ご利用案内
旧水戸農業高等学校本館
歴史館の敷地には、1899(明治32)年から1970(昭和45)年まで、茨城県立水戸農業高等学校がありました。
この建物は旧校舎本館を復元したものです。(館内にて展示は行っておりません)
茨城県立水戸農業高等学校と歴史館
現在の茨城県立歴史館(以下、「歴史館」)があるこの地には、昭和45年(1970)2月まで、茨城県立水戸農業高等学校(以下、「水戸農業高校」)がありました。
ここでは、水戸農業高校創立100周年記念誌『創立から現状まで―明治28年~平成7年―』を基に、水戸農業高校の移り変わりと歴史館との関わりについてご紹介します。
創立100周年記念誌『創立から現状まで―明治28年~平成7年―』(一部)
平成7年11月7日、茨城県立水戸行業高等学校創立100周年記念事業実行委員会(当館蔵)
1 「農事講習所~茨城県簡易農学校」時代 / 明治20年(1887)~明治31年(1898)
明治20年(1887)頃までは、主に目分量手加減といった慣行農法が行われていました。
明治20年5月14日、安田定則知事から「県農事巡回教師」に任命された織田又太郎は、県内各地を巡回し、農事会(農談会)の指導に当たりました。
この講習会では「科学的近代農法」が教授され、すぐれた成果を収めていたころから、全国から注目されていました。
明治28年(1895)、より高度な農事講習所設置の要望を受け、「中央農事講習所」が設立されました。
(上は、茨城県中央農事講習所。明治33年(1900)からは農事試験場となる。)
ここでは、地方農事講習所で受講し、修了した者を収容し、高度な学理と実際が教授されました。
明治29年(1896)、文部省令第19号「簡易農学校規程」に基づき、茨城県簡易農学校が設立されました。
(上は、第1回卒業記念写真)
土地・建物・器機・器具等は、中央農事講習所の物を引き継ぎました。
農事講習所から簡易学校(学校組織)に変更したことで、国庫補助を得ながらの学校運営が行われました。
2 「茨城県農学校」時代 / 明治32年(1899)~明治33年(1900)
明治32年(1899)、茨城県簡易農学校が甲種農学校に昇格して、「茨城県農学校」と改称されました。
当時、簡易農学校に在校していた生徒及び卒業生を2年に編入させ、新たに1年生を募集しました。
(上は、開校式記念写真)
農学校の敷地は、東茨城郡常磐村(現在の水戸市緑町、歴史館の敷地に当たります。)と決まり、 直ちに校舎の建築が開始されました。
新校地は、常磐公園に近く、自然の美に恵まれた閑静な場所で、農学徒としての生活を楽しむのにふさわしい環境でした。
3 「茨城県立農学校」時代 / 明治34年(1901)~大正11年(1922)
明治34年(1901)、文部省令第11号に基づき、校名が茨城県農学校から「茨城県立農学校」に改称されました。

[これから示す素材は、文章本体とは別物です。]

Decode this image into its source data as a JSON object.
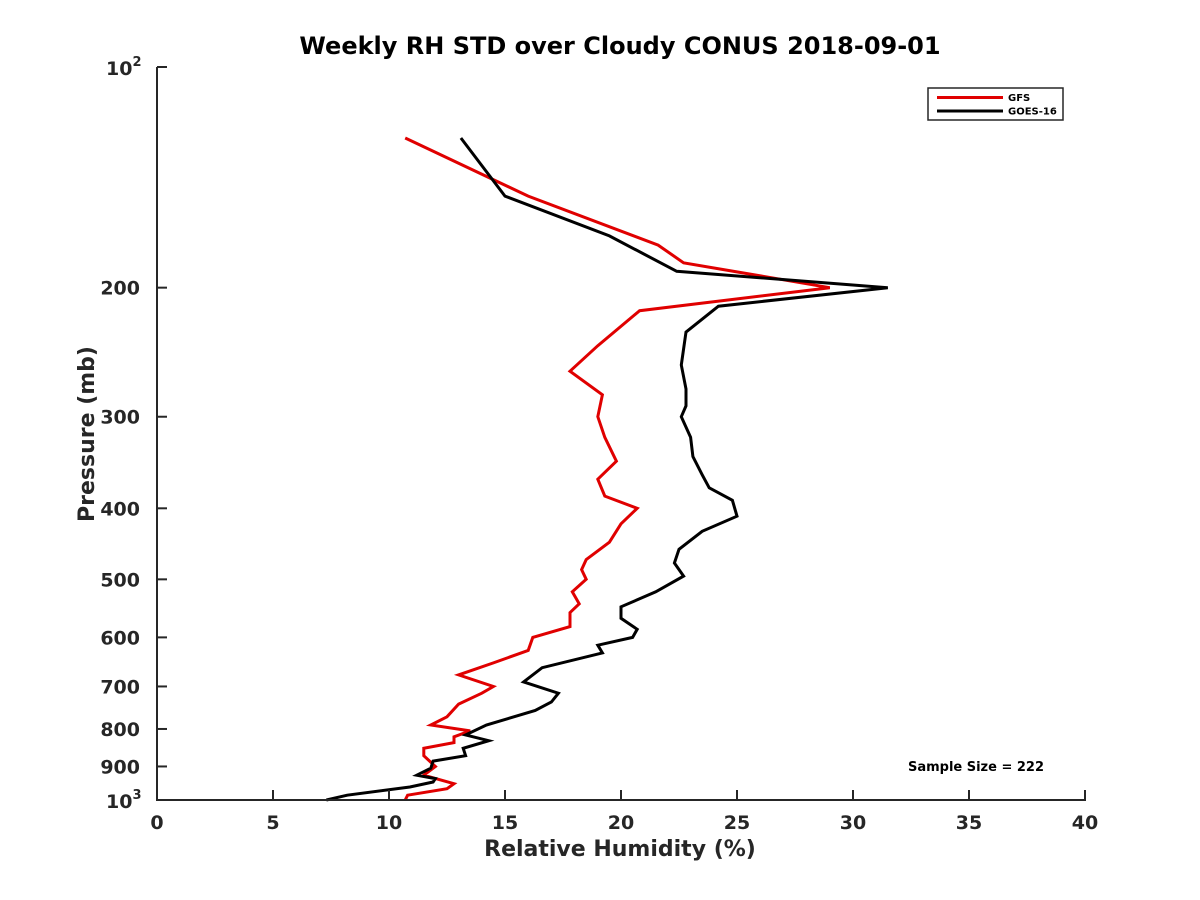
{
  "chart_data": {
    "type": "line",
    "title": "Weekly RH STD over Cloudy CONUS 2018-09-01",
    "xlabel": "Relative Humidity (%)",
    "ylabel": "Pressure (mb)",
    "xlim": [
      0,
      40
    ],
    "ylim": [
      100,
      1000
    ],
    "y_scale": "log",
    "y_reversed": true,
    "grid": false,
    "legend_position": "top-right",
    "x_ticks": [
      0,
      5,
      10,
      15,
      20,
      25,
      30,
      35,
      40
    ],
    "x_tick_labels": [
      "0",
      "5",
      "10",
      "15",
      "20",
      "25",
      "30",
      "35",
      "40"
    ],
    "y_ticks": [
      {
        "value": 100,
        "base": "10",
        "exp": "2"
      },
      {
        "value": 200,
        "label": "200"
      },
      {
        "value": 300,
        "label": "300"
      },
      {
        "value": 400,
        "label": "400"
      },
      {
        "value": 500,
        "label": "500"
      },
      {
        "value": 600,
        "label": "600"
      },
      {
        "value": 700,
        "label": "700"
      },
      {
        "value": 800,
        "label": "800"
      },
      {
        "value": 900,
        "label": "900"
      },
      {
        "value": 1000,
        "base": "10",
        "exp": "3"
      }
    ],
    "annotation": "Sample Size = 222",
    "series": [
      {
        "name": "GFS",
        "color": "#e00000",
        "points": [
          [
            10.7,
            125
          ],
          [
            16.0,
            150
          ],
          [
            21.6,
            175
          ],
          [
            22.7,
            185
          ],
          [
            29.0,
            200
          ],
          [
            20.8,
            215
          ],
          [
            19.0,
            240
          ],
          [
            17.8,
            260
          ],
          [
            19.2,
            280
          ],
          [
            19.0,
            300
          ],
          [
            19.3,
            320
          ],
          [
            19.8,
            345
          ],
          [
            19.0,
            365
          ],
          [
            19.3,
            385
          ],
          [
            20.7,
            400
          ],
          [
            20.0,
            420
          ],
          [
            19.5,
            445
          ],
          [
            18.5,
            470
          ],
          [
            18.3,
            485
          ],
          [
            18.5,
            500
          ],
          [
            17.9,
            520
          ],
          [
            18.2,
            540
          ],
          [
            17.8,
            555
          ],
          [
            17.8,
            580
          ],
          [
            16.2,
            600
          ],
          [
            16.0,
            625
          ],
          [
            14.5,
            650
          ],
          [
            13.0,
            675
          ],
          [
            14.5,
            700
          ],
          [
            14.0,
            715
          ],
          [
            13.0,
            740
          ],
          [
            12.5,
            770
          ],
          [
            11.8,
            790
          ],
          [
            13.5,
            805
          ],
          [
            12.8,
            820
          ],
          [
            12.8,
            835
          ],
          [
            11.5,
            850
          ],
          [
            11.5,
            870
          ],
          [
            12.0,
            900
          ],
          [
            11.5,
            925
          ],
          [
            12.8,
            950
          ],
          [
            12.5,
            965
          ],
          [
            10.8,
            985
          ],
          [
            10.7,
            1000
          ]
        ]
      },
      {
        "name": "GOES-16",
        "color": "#000000",
        "points": [
          [
            13.1,
            125
          ],
          [
            15.0,
            150
          ],
          [
            19.5,
            170
          ],
          [
            22.4,
            190
          ],
          [
            31.5,
            200
          ],
          [
            24.2,
            212
          ],
          [
            22.8,
            230
          ],
          [
            22.6,
            255
          ],
          [
            22.8,
            275
          ],
          [
            22.8,
            290
          ],
          [
            22.6,
            300
          ],
          [
            23.0,
            320
          ],
          [
            23.1,
            340
          ],
          [
            23.5,
            360
          ],
          [
            23.8,
            375
          ],
          [
            24.8,
            390
          ],
          [
            25.0,
            410
          ],
          [
            23.5,
            430
          ],
          [
            22.5,
            455
          ],
          [
            22.3,
            475
          ],
          [
            22.7,
            495
          ],
          [
            21.5,
            520
          ],
          [
            20.0,
            545
          ],
          [
            20.0,
            565
          ],
          [
            20.7,
            585
          ],
          [
            20.5,
            600
          ],
          [
            19.0,
            615
          ],
          [
            19.2,
            630
          ],
          [
            16.6,
            660
          ],
          [
            15.8,
            690
          ],
          [
            17.3,
            715
          ],
          [
            17.0,
            735
          ],
          [
            16.3,
            755
          ],
          [
            14.2,
            790
          ],
          [
            13.3,
            815
          ],
          [
            14.3,
            830
          ],
          [
            13.2,
            850
          ],
          [
            13.3,
            870
          ],
          [
            11.9,
            885
          ],
          [
            11.8,
            905
          ],
          [
            11.2,
            925
          ],
          [
            12.0,
            935
          ],
          [
            11.9,
            945
          ],
          [
            10.9,
            960
          ],
          [
            8.2,
            985
          ],
          [
            7.3,
            1000
          ]
        ]
      }
    ]
  }
}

(上は、明治35年(1902)ごろの茨城県立農学校)
県下唯一の県立農学校として本県農業界に輝かしい足跡を残す俊秀を養成しました。
当時、現在のような学区制はなく、県内各地はもちろん、栃木県や福島県からも入学者がありました。
(上は、校舎全景。左:校舎の手前にあるのは「奉安殿」、右:手前の「表門」は、現在の「歴史館 南門」)
4 「茨城県立水戸農学校~茨城県立水戸農業高等学校」時代 / 大正12年(1923)~
大正12年(1923)、郡制廃止によって6校の郡立農学校が県移管されたことに伴い、茨城県立農学校は「茨城県立水戸農学校」と改称しました。
この時代は、第一次世界大戦後の経済の発展と恐慌、そして満州事変の勃発後の軍国主義的な風潮の中で、世の中は大きく変わり、やがて大東亜戦争(太平洋戦争)の勃発とともに、日華事変以降の食糧不足は拍車をかけられ、食料増産のため、日も夜もない日々が続きました。
戦争の苛烈を増すにつれて、報国隊が結成され、県内各地はもちろん、遠く北海道まで援農隊が派遣されるといった激動の時代でした。
(上は、昭和20年(1945)8月2日未明の空襲にも焼失をまぬがれた本館(明治33年(1900)建築))
(上は、校舎配置図。破線内は焼失校舎)
昭和23年(1948)、学制改革により、県立水戸農学校は新制高校に移行し、校名を「茨城県立水戸農業高等学校」と改称しました。
(上は、木ノ折町校舎)
全日制(農業科・養蚕科・農業土木科・畜産課・農産加工科)1405名、定時制400名
「スポーツをもって本校教育の基本とする」と体育奨励を宣言し、「天下に水農あり」の名声を広める黄金時代を築きました。